De richtlijn is (voor zover mogelijk) gebaseerd op bewijs uit wetenschappelijk onderzoek. Het literatuuronderzoek is gestart met het bestuderen van bestaande systematische reviews en richtlijnen (Cochrane Library, National Guideline Clearinghouse, National Institute for Health and Clinical Excellence (NICE)). Daarna is een systematische literatuursearch van peer reviewed literatuur (PubMed, MEDLINE, Embase en PsychINFO) tot januari 2010 verricht. Bij de (methodologische) beoordeling van richtlijnen is gebruik gemaakt van het AGREE-instrument. Voor de beoordeling van de methodologische kwaliteit van individuele studies en het graderen van de kwaliteit van het bewijs is gebruik gemaakt van het EBRO-systeem, ontwikkeld door het CBO. De literatuur is samengevat en het belangrijkste wetenschappelijk bewijs is vermeld in een ‘conclusie’. De studies waarop de conclusie is gebaseerd, staan bij de conclusie vermeld, inclusief de kwaliteit van het bewijs. Voor het formuleren van een aanbeveling zijn naast het wetenschappelijke bewijs vaak nog andere aspecten van belang, bijvoorbeeld: patiëntenvoorkeuren, kosten, beschikbaarheid of organisatorische aspecten. Deze aspecten worden, voor zover niet wetenschappelijk onderzocht, vermeld onder ‘overige overwegingen’. In de overige overwegingen spelen dus de ervaring en de mening van de werkgroepleden een belangrijke rol. De ‘aanbeveling’ is het resultaat van de integratie van het beschikbare bewijs met de weergegeven overige overwegingen. Bij het ontbreken van onderzoek specifiek over kinderen met overgewicht is in de aanbevelingen gebruik gemaakt van de richtlijn ‘Diagnostiek en behandeling van obesitas bij volwassenen en kinderen’ en het addendum Richtlijn Obesitas voor kinderen (CBO Kwaliteitsinstituut voor de gezondheidszorg, 2008; Partnerschap Overgewicht Nederland, 2010). Deze aanbevelingen zijn in overeenstemming met nationale en interna- tionale richtlijnen (Anonymous, 2006; August et al. 2008; Baker et al. 2010; Barlow, 2007; Bulk-Bunschoten et al. 2004; Bulk-Bunschoten et al. 2006; National institute for health and clinical exellence, 2006; Scottish Intercollegiate Guidelines Network (SIGN), 2010).

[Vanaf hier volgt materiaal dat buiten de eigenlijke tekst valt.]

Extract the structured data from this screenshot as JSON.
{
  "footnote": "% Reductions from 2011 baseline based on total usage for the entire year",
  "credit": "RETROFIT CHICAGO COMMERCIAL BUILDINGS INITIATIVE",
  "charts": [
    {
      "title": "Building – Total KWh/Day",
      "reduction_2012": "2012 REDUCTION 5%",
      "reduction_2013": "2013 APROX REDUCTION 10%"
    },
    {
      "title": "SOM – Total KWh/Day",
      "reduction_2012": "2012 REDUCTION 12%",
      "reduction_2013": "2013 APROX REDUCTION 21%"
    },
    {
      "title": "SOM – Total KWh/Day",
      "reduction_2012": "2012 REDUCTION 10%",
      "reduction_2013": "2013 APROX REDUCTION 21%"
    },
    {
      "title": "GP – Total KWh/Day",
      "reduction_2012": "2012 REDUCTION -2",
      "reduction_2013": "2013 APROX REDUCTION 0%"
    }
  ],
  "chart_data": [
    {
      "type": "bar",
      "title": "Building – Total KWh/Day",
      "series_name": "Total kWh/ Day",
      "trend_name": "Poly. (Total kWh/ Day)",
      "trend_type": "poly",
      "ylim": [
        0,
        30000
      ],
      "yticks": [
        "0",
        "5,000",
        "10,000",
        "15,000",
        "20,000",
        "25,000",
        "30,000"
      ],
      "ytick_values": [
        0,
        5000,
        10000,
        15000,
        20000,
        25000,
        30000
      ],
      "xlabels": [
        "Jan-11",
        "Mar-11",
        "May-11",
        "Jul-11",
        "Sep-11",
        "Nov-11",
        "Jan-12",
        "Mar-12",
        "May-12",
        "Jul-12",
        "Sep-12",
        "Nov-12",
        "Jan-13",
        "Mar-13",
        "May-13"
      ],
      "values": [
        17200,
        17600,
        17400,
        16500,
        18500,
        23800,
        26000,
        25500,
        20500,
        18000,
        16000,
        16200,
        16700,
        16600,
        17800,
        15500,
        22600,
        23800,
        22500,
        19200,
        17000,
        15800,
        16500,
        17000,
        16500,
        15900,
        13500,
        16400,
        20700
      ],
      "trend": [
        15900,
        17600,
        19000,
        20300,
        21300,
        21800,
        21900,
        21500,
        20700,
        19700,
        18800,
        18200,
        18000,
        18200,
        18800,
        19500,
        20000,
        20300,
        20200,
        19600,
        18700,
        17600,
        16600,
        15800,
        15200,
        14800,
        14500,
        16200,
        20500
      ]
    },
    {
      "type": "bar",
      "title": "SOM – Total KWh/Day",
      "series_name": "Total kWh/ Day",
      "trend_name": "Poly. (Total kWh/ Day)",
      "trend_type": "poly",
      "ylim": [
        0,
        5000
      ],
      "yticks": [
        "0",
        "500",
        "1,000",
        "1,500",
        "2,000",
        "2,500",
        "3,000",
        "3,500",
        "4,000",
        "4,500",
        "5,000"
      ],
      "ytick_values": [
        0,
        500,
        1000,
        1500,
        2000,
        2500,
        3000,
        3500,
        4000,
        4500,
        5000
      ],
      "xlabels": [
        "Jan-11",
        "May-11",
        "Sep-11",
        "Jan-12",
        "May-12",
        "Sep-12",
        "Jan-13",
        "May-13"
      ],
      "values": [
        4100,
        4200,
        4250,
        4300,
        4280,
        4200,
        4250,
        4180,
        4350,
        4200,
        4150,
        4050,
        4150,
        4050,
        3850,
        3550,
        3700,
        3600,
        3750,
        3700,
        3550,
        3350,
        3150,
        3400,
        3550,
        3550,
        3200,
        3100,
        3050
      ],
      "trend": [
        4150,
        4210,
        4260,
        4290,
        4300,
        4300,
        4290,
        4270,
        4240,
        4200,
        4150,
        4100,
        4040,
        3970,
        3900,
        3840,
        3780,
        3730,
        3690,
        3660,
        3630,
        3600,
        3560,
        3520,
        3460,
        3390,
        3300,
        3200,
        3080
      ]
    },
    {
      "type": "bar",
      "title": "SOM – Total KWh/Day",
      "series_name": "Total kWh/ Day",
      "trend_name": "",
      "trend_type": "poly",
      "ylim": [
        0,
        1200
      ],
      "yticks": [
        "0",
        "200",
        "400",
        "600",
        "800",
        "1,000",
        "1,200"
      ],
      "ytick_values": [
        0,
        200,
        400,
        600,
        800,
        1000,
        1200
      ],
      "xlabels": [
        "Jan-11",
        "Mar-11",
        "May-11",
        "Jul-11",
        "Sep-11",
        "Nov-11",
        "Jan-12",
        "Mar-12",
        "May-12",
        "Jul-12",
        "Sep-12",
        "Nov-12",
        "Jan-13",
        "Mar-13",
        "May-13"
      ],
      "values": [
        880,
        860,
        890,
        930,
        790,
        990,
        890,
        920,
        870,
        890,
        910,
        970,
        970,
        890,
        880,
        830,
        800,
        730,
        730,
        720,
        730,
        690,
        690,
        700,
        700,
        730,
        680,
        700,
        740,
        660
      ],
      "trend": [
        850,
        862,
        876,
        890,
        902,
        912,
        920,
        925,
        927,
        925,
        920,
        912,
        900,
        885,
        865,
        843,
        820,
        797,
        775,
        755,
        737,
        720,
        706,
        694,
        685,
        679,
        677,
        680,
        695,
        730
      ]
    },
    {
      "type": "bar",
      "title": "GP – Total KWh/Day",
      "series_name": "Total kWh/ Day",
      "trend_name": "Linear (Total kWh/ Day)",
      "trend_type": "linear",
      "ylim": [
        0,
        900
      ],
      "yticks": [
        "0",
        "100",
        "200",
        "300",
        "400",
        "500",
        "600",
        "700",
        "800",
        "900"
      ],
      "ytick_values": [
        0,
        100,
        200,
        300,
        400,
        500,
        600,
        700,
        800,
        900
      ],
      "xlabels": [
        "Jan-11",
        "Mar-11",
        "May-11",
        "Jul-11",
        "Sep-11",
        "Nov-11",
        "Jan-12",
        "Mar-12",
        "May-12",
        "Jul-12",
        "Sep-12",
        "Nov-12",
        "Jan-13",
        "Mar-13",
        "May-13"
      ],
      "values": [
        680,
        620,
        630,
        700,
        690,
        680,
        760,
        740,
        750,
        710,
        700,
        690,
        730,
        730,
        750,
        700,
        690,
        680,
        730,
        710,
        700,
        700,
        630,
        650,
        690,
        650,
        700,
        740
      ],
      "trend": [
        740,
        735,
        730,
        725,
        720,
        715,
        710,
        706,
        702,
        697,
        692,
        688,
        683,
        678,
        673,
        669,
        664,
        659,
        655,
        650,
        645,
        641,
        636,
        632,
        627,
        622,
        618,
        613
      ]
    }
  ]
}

Indeling van methodologische kwaliteit van individuele studies.

 

Interventie

Diagnostisch accuratesseonderzoek

Schade of bijwerkingen, etiologie, prognose*

A1

Systematische review van tenminste twee onafhankelijk van elkaar uitgevoerde onderzoeken van A2-niveau

A2

Gerandomiseerd dubbelblind vergelijkend klinisch onderzoek van goede kwaliteit van voldoende omvang

Onderzoek ten opzichte van een referentietest (een ‘gouden standaard’) met tevoren gedefinieerde afkapwaarden en onafhankelijke beoordeling van de resultaten van test en gouden standaard, betreffende een voldoende grote serie van opeenvolgende patiënten die allen de index- en referentietest hebben gehad

Prospectief cohort onderzoek van voldoende omvang en follow-up, waarbij adequaat gecontroleerd is voor ‘confounding’ en selectieve follow-up voldoende is uitgesloten.

B

Vergelijkend onderzoek, maar niet met alle kenmerken als genoemd onder A2 (hieronder valt ook patiëntcontrole onderzoek, cohortonderzoek)

Onderzoek ten opzichte van een referentietest, maar niet met alle kenmerken die onder A2 zijn genoemd

Prospectief cohortonderzoek, maar niet met alle kenmerken als genoemd onder A2, of retrospectief cohort onderzoek of patiëntcontrole onderzoek

C

Niet-vergelijkend onderzoek

D

Mening van deskundigen

*Deze classificatie is alleen van toepassing in situaties waarin om ethische of andere redenen gecontroleerde trials niet mogelijk zijn. Zijn die wel mogelijk, dan geldt de classificatie voor interventies.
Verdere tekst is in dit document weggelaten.